Tous les personnages de The Grandmaster, qu’ils soient principaux ou secondaires, obéissent à ce mouvement de va-et-vient entre deux pôles qui s’opposent. Et le film lui-même, très subtilement, leur emboîte le pas. La dynamique souhaitée par Wong Kar-wai rejoint l’essence même du kung-fu, censée fusionner deux forces en opposition : son film ne fait jamais d’Ip Man un fil directeur unique et prend ainsi le risque – totalement payant – de filmer deux générations mises en confrontation par les affres du temps. La jeune génération, représentée par Gong Er et par la « Lame » (Chang Chen), écrit un parcours similaire à celui d’Ip Man mais avec des destinées différentes, l’une se laissant consumer par un passé trop écrasant (son obsession à se venger l’aura privée d’avenir et de descendance), l’autre choisissant d’épouser la destinée d’un voyou. Là encore, toujours une histoire de choix à faire, quoi qu’il en soit magnifiés et mythifiés par des séquences de combat placées à des articulations précises du récit, où le politique et le sentiment amoureux sont toujours mis en avant comme enjeux véritables de l’action. On notera aussi que l’un des codes les plus jouissifs du film de kung-fu (en gros : mettre à mal le décor durant l’affrontement !) est exploité ici à des fins symboliques : l’omniprésence des surfaces brisées (murs, vitres, portes, fenêtres…) semble annoncer un Wong Kar-wai plus libéré, là où les cloisons lui servaient autrefois à retenir ses personnages et isoler leurs sentiments. Est-ce donc un hasard si le premier combat entre Ip Man et Gong Er – celui qui cimentera leur coup de foudre implicite – donne pour perdant celui qui aura cassé le moindre objet dans le décor ? L’issue de ce combat fait sourire : tous les deux ont gagné, mais le pied d’Ip Man a quand même laissé légèrement se briser une lame de parquet – cela veut tout dire.
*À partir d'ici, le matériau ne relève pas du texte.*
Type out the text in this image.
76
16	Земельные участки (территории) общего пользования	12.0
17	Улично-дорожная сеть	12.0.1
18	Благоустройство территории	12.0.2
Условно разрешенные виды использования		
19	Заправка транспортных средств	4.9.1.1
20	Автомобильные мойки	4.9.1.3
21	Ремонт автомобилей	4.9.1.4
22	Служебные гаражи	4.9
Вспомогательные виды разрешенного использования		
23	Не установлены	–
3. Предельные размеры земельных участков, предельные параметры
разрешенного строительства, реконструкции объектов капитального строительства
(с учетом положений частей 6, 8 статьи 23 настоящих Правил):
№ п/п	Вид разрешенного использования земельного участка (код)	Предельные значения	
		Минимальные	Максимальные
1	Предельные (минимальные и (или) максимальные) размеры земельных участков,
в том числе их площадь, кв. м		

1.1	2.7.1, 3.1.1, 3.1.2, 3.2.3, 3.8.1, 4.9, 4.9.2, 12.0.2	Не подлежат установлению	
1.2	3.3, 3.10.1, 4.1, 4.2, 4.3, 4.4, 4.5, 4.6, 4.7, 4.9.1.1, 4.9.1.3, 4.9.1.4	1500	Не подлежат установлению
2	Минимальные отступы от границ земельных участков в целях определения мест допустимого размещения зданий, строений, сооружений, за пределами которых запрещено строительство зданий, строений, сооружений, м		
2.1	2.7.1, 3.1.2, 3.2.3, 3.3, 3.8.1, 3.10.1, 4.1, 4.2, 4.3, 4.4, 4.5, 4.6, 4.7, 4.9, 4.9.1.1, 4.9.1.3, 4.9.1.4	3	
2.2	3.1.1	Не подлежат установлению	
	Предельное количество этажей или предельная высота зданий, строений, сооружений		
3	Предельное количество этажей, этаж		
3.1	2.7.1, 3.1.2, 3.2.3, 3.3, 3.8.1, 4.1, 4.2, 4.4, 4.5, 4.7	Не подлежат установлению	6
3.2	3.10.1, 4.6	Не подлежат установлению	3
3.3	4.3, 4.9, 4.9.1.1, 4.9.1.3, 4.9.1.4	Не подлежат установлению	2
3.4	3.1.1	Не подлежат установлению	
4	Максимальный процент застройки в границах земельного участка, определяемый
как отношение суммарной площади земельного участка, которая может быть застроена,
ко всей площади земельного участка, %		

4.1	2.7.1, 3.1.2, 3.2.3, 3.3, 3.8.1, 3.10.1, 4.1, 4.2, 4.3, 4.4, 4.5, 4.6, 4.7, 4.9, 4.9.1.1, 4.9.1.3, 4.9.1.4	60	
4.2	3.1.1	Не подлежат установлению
Embelli par une magnifique photo chromatique signée du chef opérateur français Philippe Le Sourd, The Grandmaster s’impose in fine en chassé-croisé constant entre l’ombre et la lumière, là où le feu ardent des anges déchus prend constamment place au milieu des cendres du temps. Tout ce qui cimente le basculement de la Chine dans l’ère moderne se retrouve ici télescopé, avec l’ode à l’art martial et le ballet de passions tragiques comme outils plastiques et émotionnels. Difficile de dire avec certitude si ce nouveau chef-d’œuvre aurait malgré tout quelque chose d’ultime, du genre à laisser croire qu’en ayant à ce point retrouvé la trace du temps au lieu de le laisser s’enfuir, Wong Kar-wai aurait bel et bien écrit un nouveau chapitre de son cinéma – on préfère continuer à croire que oui. Ce qui est en revanche bien plus sûr, c’est qu’une évolution a quand même eu lieu : d’un côté, le cinéaste a perfectionné son art en prenant son temps (non pas pour « chercher » le sujet mais pour le parfaire), et de l’autre, cette Chine qui ne lui inspirait pas confiance (son exil d’Happy Together en 1997 faisait suite à ses craintes vis-à-vis de la rétrocession de Hong Kong) est enfin redevenue son pays, intègre parce que protecteur de son art tout au long d’une Histoire tumultueuse. Il ne pouvait en résulter rien d’autre que cette fresque unique en son genre, chorégraphiée autant que calligraphiée, tutoyant le splendide sous les coups de pinceau d’un grand maître.